It is easy to become complacent about women’s reproductive rights in mainland Britain. Compared to our Irish neighbours, women here are able to access their chosen contraceptive, abortion and maternity services with relative ease. When Savita Halappanavar died after she was refused an abortion in Galway, commentators lamented a system where a woman could be told by healthcare staff that she couldn’t have an abortion because Ireland is a Catholic country. We imagined that such events could not happen here. A recent judgment of the Scottish Inner House of the Court of Session (the Scottish Court of Appeal) shakes that belief. Of most concern is that the court failed to engage with the human rights implications of its decision.
Our abortion law is found in the Abortion Act 1967. Section 1 makes abortion lawful only when it has been authorised by two doctors who attest that continuing the pregnancy poses a risk to a woman’s physical or mental health, or where the child would ‘suffer from such physical or mental abnormalities as to be seriously handicapped’. In effect, all abortions, save those for fetal abnormality, are performed on the basis that there is a threat to the woman’s physical or mental integrity as a result of pregnancy. Section 4 excuses a person from ‘participating in any treatment’ under the Act if they express a conscientious objection to abortion. As the Abortion Rights campaign points out, the law gives doctors control over women’s informed choices about their pregnancy that can lead to damaging delays in accessing abortion services.
Into this context stepped the Inner House. Alasdair Henderson reported the decision in Doogan and Wood for this blog here. To recap, two labour ward coordinators – midwives in charge of the supervision and administration of the maternity ward – complained that they were forced to participate in abortion treatment contrary to their religious beliefs. The court found that the exception for conscientious objection to abortion in section 4 should be broadly interpreted. It covered much more than participation in the actual termination itself and applied to the ‘whole process of treatment’. It included performance of the midwives’ usual functions where they related to terminations, such as managing ward resources, supervising other midwives and providing post-operative care to women on the ward.

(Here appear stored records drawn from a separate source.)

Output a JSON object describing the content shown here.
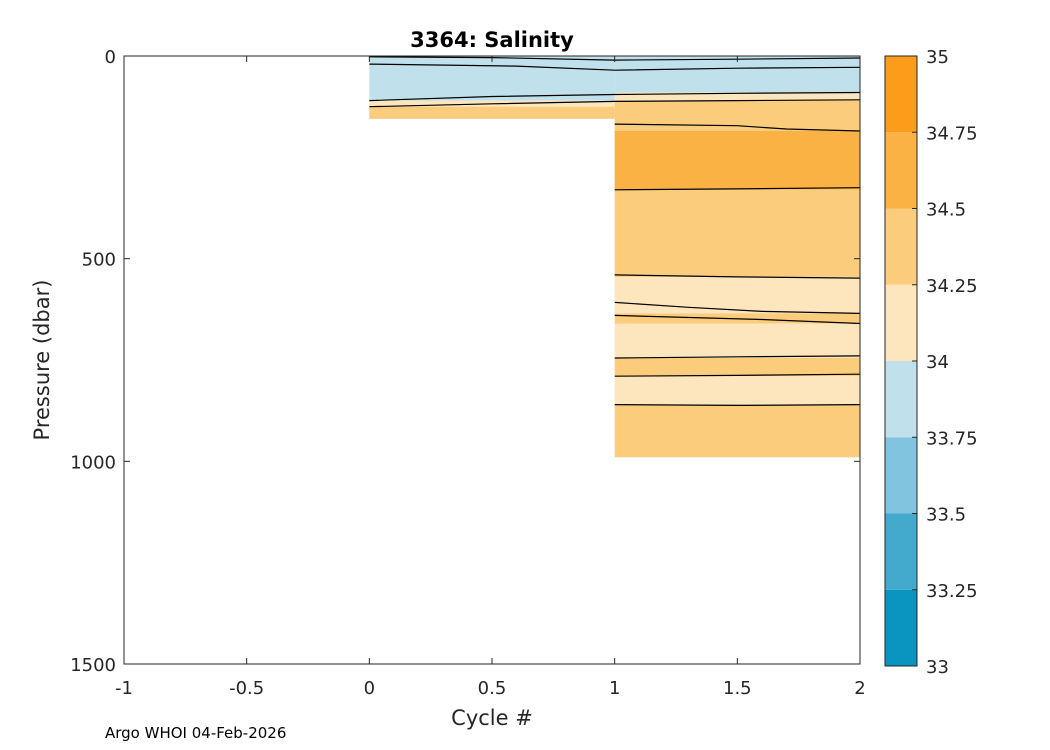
{
  "chart_data": {
    "type": "heatmap",
    "title": "3364:  Salinity",
    "xlabel": "Cycle #",
    "ylabel": "Pressure (dbar)",
    "xlim": [
      -1,
      2
    ],
    "ylim": [
      0,
      1500
    ],
    "y_reversed": true,
    "x_ticks": [
      -1,
      -0.5,
      0,
      0.5,
      1,
      1.5,
      2
    ],
    "x_tick_labels": [
      "-1",
      "-0.5",
      "0",
      "0.5",
      "1",
      "1.5",
      "2"
    ],
    "y_ticks": [
      0,
      500,
      1000,
      1500
    ],
    "y_tick_labels": [
      "0",
      "500",
      "1000",
      "1500"
    ],
    "colorbar": {
      "levels": [
        33,
        33.25,
        33.5,
        33.75,
        34,
        34.25,
        34.5,
        34.75,
        35
      ],
      "labels": [
        "33",
        "33.25",
        "33.5",
        "33.75",
        "34",
        "34.25",
        "34.5",
        "34.75",
        "35"
      ],
      "colors": [
        "#0a94c0",
        "#43a9cd",
        "#80c4df",
        "#c0e1eb",
        "#fde5be",
        "#fbcc7b",
        "#fbb244",
        "#fb9d1a"
      ]
    },
    "bands": [
      {
        "x0": 0,
        "x1": 1,
        "top": 0,
        "bottom": 110,
        "value": 33.9
      },
      {
        "x0": 0,
        "x1": 1,
        "top": 110,
        "bottom": 125,
        "value": 34.1
      },
      {
        "x0": 0,
        "x1": 1,
        "top": 125,
        "bottom": 155,
        "value": 34.35
      },
      {
        "x0": 1,
        "x1": 2,
        "top": 0,
        "bottom": 90,
        "value": 33.9
      },
      {
        "x0": 1,
        "x1": 2,
        "top": 90,
        "bottom": 110,
        "value": 34.1
      },
      {
        "x0": 1,
        "x1": 2,
        "top": 110,
        "bottom": 185,
        "value": 34.35
      },
      {
        "x0": 1,
        "x1": 2,
        "top": 185,
        "bottom": 330,
        "value": 34.6
      },
      {
        "x0": 1,
        "x1": 2,
        "top": 330,
        "bottom": 545,
        "value": 34.35
      },
      {
        "x0": 1,
        "x1": 2,
        "top": 545,
        "bottom": 635,
        "value": 34.1
      },
      {
        "x0": 1,
        "x1": 2,
        "top": 635,
        "bottom": 660,
        "value": 34.35
      },
      {
        "x0": 1,
        "x1": 2,
        "top": 660,
        "bottom": 745,
        "value": 34.1
      },
      {
        "x0": 1,
        "x1": 2,
        "top": 745,
        "bottom": 790,
        "value": 34.35
      },
      {
        "x0": 1,
        "x1": 2,
        "top": 790,
        "bottom": 860,
        "value": 34.1
      },
      {
        "x0": 1,
        "x1": 2,
        "top": 860,
        "bottom": 990,
        "value": 34.35
      }
    ],
    "contour_lines": [
      [
        [
          0,
          2
        ],
        [
          0.5,
          4
        ],
        [
          1,
          10
        ],
        [
          1.5,
          8
        ],
        [
          2,
          5
        ]
      ],
      [
        [
          0,
          20
        ],
        [
          0.6,
          25
        ],
        [
          1,
          35
        ],
        [
          1.5,
          30
        ],
        [
          2,
          28
        ]
      ],
      [
        [
          0,
          110
        ],
        [
          0.5,
          100
        ],
        [
          1,
          95
        ],
        [
          1.5,
          92
        ],
        [
          2,
          90
        ]
      ],
      [
        [
          0,
          125
        ],
        [
          0.5,
          118
        ],
        [
          1,
          112
        ],
        [
          1.5,
          110
        ],
        [
          2,
          108
        ]
      ],
      [
        [
          1,
          168
        ],
        [
          1.5,
          172
        ],
        [
          1.7,
          180
        ],
        [
          2,
          185
        ]
      ],
      [
        [
          1,
          330
        ],
        [
          1.5,
          328
        ],
        [
          2,
          325
        ]
      ],
      [
        [
          1,
          540
        ],
        [
          1.5,
          545
        ],
        [
          2,
          548
        ]
      ],
      [
        [
          1,
          608
        ],
        [
          1.3,
          620
        ],
        [
          1.6,
          630
        ],
        [
          2,
          635
        ]
      ],
      [
        [
          1,
          640
        ],
        [
          1.6,
          650
        ],
        [
          2,
          660
        ]
      ],
      [
        [
          1,
          745
        ],
        [
          1.5,
          742
        ],
        [
          2,
          740
        ]
      ],
      [
        [
          1,
          790
        ],
        [
          1.5,
          788
        ],
        [
          2,
          785
        ]
      ],
      [
        [
          1,
          860
        ],
        [
          1.5,
          862
        ],
        [
          2,
          860
        ]
      ]
    ]
  },
  "footer": "Argo WHOI 04-Feb-2026"
}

Remarkably, the Inner House reached this conclusion without any reference to section 3 of the Human Rights Act 1998, which requires courts to interpret legislation compatibly with rights under the European Convention on Human Rights (‘ECHR’). The court assumed, without any analysis or citation of case law, that a broad construction of section 4 was appropriate in order to enable the midwives to be “true to their beliefs’ (para 37). Such an expansive approach to conscientious objection in the workplace is arguably at odds with the recent decision of the European Court of Human Rights in Eweida and others v UK  48420/10 , which makes it clear that the state has a great deal of leeway to curb manifestations of religion under Article 9 ECHR, particularly where they impinge on others’ rights. As the Outer House found at first instance, a limited interpretation of section 4 would have been compatible with Article 9.

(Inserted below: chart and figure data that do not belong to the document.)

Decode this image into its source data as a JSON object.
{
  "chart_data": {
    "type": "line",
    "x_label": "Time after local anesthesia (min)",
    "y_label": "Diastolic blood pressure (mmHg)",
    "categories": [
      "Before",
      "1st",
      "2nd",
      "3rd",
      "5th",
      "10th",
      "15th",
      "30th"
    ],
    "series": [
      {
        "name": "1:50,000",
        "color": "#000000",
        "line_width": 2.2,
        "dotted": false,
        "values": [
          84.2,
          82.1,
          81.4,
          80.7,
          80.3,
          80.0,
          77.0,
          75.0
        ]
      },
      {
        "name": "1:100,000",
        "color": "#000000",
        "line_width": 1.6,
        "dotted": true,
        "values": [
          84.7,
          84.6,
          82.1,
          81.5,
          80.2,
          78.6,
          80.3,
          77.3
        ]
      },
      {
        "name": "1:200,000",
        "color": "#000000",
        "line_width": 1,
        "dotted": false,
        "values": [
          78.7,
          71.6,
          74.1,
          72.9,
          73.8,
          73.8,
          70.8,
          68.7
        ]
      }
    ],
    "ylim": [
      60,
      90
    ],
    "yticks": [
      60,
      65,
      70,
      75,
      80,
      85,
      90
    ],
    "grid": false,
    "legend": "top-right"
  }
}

In failing to conduct any section 3 analysis, the Inner House took no account of women’s right to private life under Article 8 of the ECHR. While the European Court has held that there is not a specific right to abortion (A, B, C v Ireland  ECHR 25579/05), the Abortion Act only sanctions abortion where the pregnancy poses a threat to the woman’s health or life. As the European Court has recognised repeatedly, women’s right to physical integrity, protected by Article 8, is engaged in the abortion context (A, B, C v Ireland  ECHR 25579/05, Tysiac v Poland  ECHR 5410/03). This principle ought to weigh heavily in any judicial interpretation of the provisions of the Abortion Act.

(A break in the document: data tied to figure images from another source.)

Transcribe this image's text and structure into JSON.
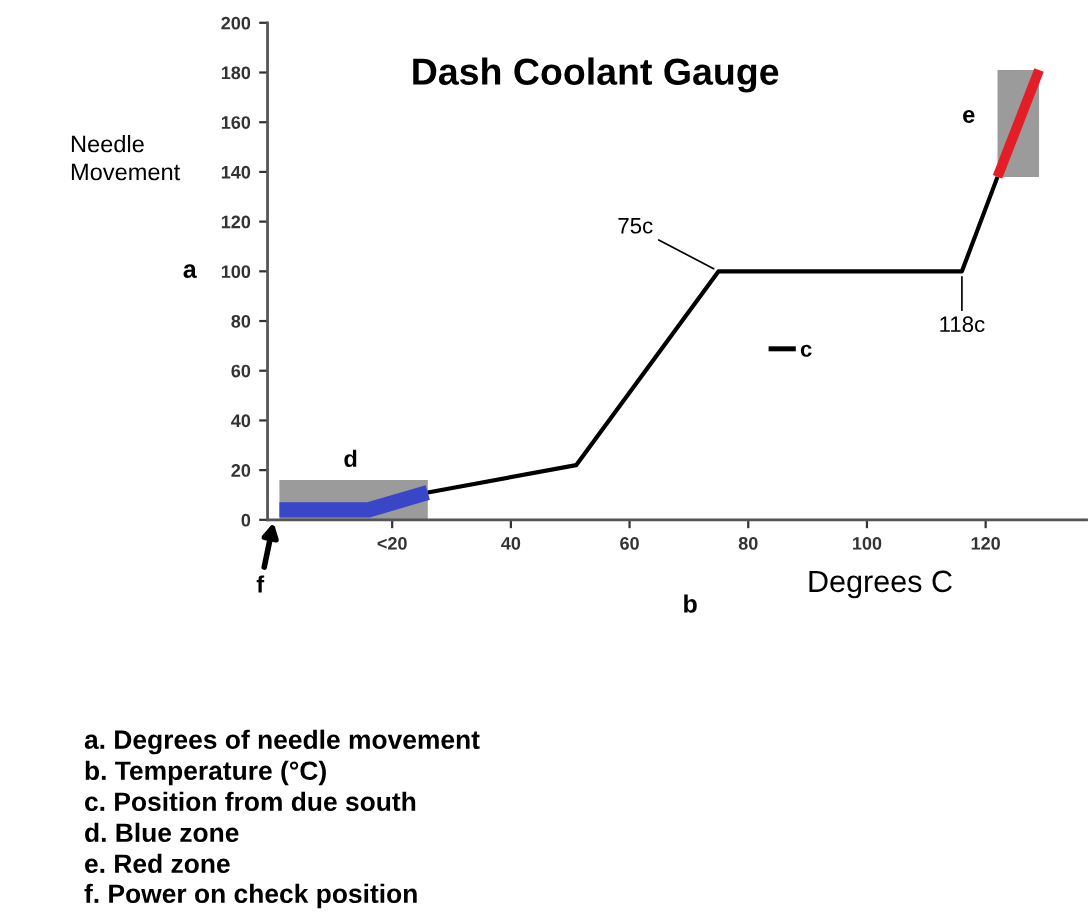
{
  "chart_data": {
    "type": "line",
    "title": "Dash Coolant Gauge",
    "xlabel": "b",
    "ylabel": "a",
    "xlim": [
      -1,
      137
    ],
    "xticks": [
      {
        "value": 20,
        "label": "<20"
      },
      40,
      60,
      80,
      100,
      120
    ],
    "ylim": [
      0,
      200
    ],
    "yticks": [
      0,
      20,
      40,
      60,
      80,
      100,
      120,
      140,
      160,
      180,
      200
    ],
    "legend": "center",
    "series": [
      {
        "name": "c",
        "color": "#000000",
        "x": [
          26,
          51,
          75,
          116,
          122
        ],
        "values": [
          11,
          22,
          100,
          100,
          138
        ]
      },
      {
        "color": "#3a46c8",
        "x": [
          1,
          16,
          26
        ],
        "values": [
          4,
          4,
          11
        ],
        "lower": [
          0,
          0,
          0
        ],
        "upper": [
          16,
          16,
          16
        ]
      },
      {
        "color": "#e41e26",
        "x": [
          122,
          129
        ],
        "values": [
          138,
          181
        ],
        "lower": [
          138,
          138
        ],
        "upper": [
          181,
          181
        ]
      }
    ],
    "annotations": [
      {
        "text": "75c",
        "x": 75,
        "y": 100
      },
      {
        "text": "118c",
        "x": 116,
        "y": 100
      },
      {
        "text": "d",
        "x": 13,
        "y": 16
      },
      {
        "text": "e",
        "x": 122,
        "y": 160
      },
      "f",
      "Needle\nMovement",
      "Degrees C",
      "a. Degrees of needle movement",
      "b. Temperature (°C)",
      "c. Position from due south",
      "d. Blue zone",
      "e. Red zone",
      "f. Power on check position"
    ]
  }
}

There are worrying practical consequences of permitting senior midwives to refuse to engage in any activity connected with terminations. Women admitted to a maternity ward may need quick access to an abortion that would be impeded by senior staff members’ refusal to become involved on conscientious grounds. While the Abortion Act does not enable a conscientious objection to be raised where the mother is in danger of grave permanent injury or death (section 4(2)), that is a difficult assessment to make and a woman’s condition can deteriorate rapidly. Savita Halappanavar’s death shows how a system which ostensibly permitted abortion to save the mother’s life failed to protect her from the conscientious objection of her caregivers. The practical consequences of the judgment may put women at risk.
A decision of the Scottish courts does not formally bind the healthcare authorities in England and Wales. However, the national guidance on conscientious objection and abortion issued by the regulatory bodies, the General Medical Council and Nursing and Midwifery Council, is applicable nationwide. It will be amended to take the judgment into account and the effect will therefore be far-reaching. The time limit for an appeal to the Supreme Court has not yet passed and it must be hoped that the issue receives further judicial scrutiny that takes account of the human rights implications. In the meantime, this decision raises the danger that a law making abortion contingent on the permission of professionals, rather than on the informed decision of the woman, will render women’s rights precarious.